I have only knowlegde of school-matematics (school-Analysis, school-stochastics and a little bit school-linear Algebra) but that's not really interesting. Its basically memorising given methods to solve exercises instead of really understanding what is behind this methods.

So, basically my question is:

How can I learn higher Mathematics and where to beginn?
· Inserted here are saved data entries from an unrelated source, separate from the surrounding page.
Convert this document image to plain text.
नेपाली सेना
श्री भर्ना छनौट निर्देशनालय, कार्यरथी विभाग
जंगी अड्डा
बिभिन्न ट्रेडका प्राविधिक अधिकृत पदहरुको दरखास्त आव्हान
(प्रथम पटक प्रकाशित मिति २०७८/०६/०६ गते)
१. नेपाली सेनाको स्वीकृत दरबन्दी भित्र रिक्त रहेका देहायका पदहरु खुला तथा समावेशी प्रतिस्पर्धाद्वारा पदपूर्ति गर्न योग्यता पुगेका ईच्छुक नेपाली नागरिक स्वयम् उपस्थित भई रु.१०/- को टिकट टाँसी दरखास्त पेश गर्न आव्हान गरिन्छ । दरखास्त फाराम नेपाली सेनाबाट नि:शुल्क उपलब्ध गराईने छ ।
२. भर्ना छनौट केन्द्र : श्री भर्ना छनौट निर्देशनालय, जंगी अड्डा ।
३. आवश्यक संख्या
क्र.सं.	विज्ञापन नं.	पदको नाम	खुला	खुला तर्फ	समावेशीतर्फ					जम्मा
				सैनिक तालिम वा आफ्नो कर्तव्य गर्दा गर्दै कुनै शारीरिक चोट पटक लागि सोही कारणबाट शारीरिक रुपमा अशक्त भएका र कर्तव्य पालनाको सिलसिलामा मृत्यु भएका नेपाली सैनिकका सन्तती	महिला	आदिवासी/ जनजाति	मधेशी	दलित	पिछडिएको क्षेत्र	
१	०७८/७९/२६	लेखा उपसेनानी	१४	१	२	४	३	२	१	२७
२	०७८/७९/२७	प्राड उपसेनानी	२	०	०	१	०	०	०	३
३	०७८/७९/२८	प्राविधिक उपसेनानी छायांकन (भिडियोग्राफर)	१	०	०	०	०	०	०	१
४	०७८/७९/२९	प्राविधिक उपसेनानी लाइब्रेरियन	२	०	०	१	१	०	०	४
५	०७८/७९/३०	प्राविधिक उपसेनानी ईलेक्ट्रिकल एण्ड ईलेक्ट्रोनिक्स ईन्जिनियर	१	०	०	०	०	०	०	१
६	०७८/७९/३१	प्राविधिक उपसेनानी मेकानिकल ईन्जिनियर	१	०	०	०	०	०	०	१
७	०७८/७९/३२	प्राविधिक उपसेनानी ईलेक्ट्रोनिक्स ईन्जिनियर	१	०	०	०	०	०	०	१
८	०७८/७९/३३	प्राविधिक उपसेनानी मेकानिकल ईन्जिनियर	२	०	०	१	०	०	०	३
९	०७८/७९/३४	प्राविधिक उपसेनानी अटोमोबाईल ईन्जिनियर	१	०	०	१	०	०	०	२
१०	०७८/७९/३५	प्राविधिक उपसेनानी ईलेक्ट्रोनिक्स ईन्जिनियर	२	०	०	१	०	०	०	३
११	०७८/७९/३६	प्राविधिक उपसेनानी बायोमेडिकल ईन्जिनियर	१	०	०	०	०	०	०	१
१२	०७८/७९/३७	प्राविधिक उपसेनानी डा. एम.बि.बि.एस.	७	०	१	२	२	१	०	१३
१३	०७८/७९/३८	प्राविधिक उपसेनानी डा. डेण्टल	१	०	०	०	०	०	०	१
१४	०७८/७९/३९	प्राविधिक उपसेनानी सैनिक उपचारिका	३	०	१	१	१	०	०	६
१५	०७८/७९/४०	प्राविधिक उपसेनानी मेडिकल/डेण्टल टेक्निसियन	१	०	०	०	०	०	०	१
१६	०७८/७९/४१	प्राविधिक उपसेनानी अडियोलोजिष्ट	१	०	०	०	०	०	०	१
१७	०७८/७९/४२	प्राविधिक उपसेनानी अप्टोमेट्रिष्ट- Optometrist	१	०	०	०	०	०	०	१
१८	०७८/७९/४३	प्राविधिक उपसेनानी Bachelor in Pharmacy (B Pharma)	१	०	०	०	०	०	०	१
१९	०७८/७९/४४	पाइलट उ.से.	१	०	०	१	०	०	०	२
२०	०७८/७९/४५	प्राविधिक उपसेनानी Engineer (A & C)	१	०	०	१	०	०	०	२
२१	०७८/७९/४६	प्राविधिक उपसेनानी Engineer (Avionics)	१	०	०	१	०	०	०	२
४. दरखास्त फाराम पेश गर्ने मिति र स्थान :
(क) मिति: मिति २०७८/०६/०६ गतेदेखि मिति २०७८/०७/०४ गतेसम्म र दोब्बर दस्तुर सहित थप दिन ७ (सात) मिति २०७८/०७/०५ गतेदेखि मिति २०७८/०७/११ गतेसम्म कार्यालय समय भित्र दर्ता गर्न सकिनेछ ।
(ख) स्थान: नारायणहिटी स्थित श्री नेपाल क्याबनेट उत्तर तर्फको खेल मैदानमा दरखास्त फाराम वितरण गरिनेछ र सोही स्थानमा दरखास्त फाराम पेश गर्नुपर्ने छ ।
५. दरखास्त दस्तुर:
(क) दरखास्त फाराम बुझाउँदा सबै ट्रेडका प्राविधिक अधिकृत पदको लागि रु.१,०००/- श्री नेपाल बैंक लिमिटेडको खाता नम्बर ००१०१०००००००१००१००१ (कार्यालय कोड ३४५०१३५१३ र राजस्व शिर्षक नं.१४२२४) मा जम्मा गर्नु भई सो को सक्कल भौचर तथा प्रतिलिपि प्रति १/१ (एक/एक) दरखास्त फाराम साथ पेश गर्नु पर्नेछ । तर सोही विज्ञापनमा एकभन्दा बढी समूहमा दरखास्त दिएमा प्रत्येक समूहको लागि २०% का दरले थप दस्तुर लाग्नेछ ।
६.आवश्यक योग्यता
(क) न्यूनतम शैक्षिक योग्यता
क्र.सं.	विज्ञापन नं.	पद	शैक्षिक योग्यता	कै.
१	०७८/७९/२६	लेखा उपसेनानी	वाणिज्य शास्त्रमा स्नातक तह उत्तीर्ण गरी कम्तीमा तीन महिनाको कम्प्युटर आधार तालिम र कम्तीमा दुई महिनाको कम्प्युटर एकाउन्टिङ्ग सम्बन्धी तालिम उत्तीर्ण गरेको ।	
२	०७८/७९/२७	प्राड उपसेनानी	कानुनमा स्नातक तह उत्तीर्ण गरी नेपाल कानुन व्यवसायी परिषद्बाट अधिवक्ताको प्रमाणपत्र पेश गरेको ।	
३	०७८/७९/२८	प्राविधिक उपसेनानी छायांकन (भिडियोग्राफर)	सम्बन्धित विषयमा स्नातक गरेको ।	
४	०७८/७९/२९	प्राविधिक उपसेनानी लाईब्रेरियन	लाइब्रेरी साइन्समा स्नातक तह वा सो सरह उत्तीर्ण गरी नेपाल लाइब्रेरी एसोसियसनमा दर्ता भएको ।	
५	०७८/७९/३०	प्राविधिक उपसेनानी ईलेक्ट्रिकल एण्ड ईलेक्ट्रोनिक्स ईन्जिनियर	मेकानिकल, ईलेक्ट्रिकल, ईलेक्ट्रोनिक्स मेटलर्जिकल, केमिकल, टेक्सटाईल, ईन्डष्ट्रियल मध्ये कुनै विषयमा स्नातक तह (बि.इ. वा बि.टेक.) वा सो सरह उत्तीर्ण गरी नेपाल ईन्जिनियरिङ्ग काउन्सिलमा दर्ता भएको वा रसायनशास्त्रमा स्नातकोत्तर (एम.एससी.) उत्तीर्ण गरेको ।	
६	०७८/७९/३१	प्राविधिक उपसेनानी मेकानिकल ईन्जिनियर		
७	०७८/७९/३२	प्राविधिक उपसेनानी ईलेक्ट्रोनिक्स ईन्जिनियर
In fact I already started by learning mathematical proofs (book: 100% mathematical proof). Is it "right" to start with learning proofs? I just thought it would be good because Univerity Analysis/Algebra-books (like Widder) are very hard to understand for me with my school-knowledge.

What do you suggest?

 

[ducnguyen2000]

Have you covered your transcendental functions yet?

 

[LogicalTime]

mmm have I got a site for you, check out MIT's open course site, here is a link to their math courses that have full video/audio:

http://ocw.mit.edu/OcwWeb/web/courses/av/index.htm#Mathematics

 

[mathwonk]

get a copy of spivak's calculus and work through it.

 

[litendkns]

List

Does anyone have a list of Theorems and Postulates and the definitions for high school level geometry? I am an Instructional Aide in Spec. Ed. and one of my students is looking for one. Or if you can tell me where I can find one online. I've already been to 'Spark Notes.'

 

[symbolipoint]

Does anyone have a list of Theorems and Postulates and the definitions for high school level geometry? I am an Instructional Aide in Spec. Ed. and one of my students is looking for one. Or if you can tell me where I can find one online. I've already been to 'Spark Notes.'

An important feeling is that they need to be learned systematically with the normal flow of the course topics. Some modern h.s. Geometry books should have some listings. Look in the Prentiss-Hall Geometry textbook (I believe from year 2003 or 2004). The book is probably one of the best. Therein is found a listing of theorems, but I can not remember if a listing of postulates was also present.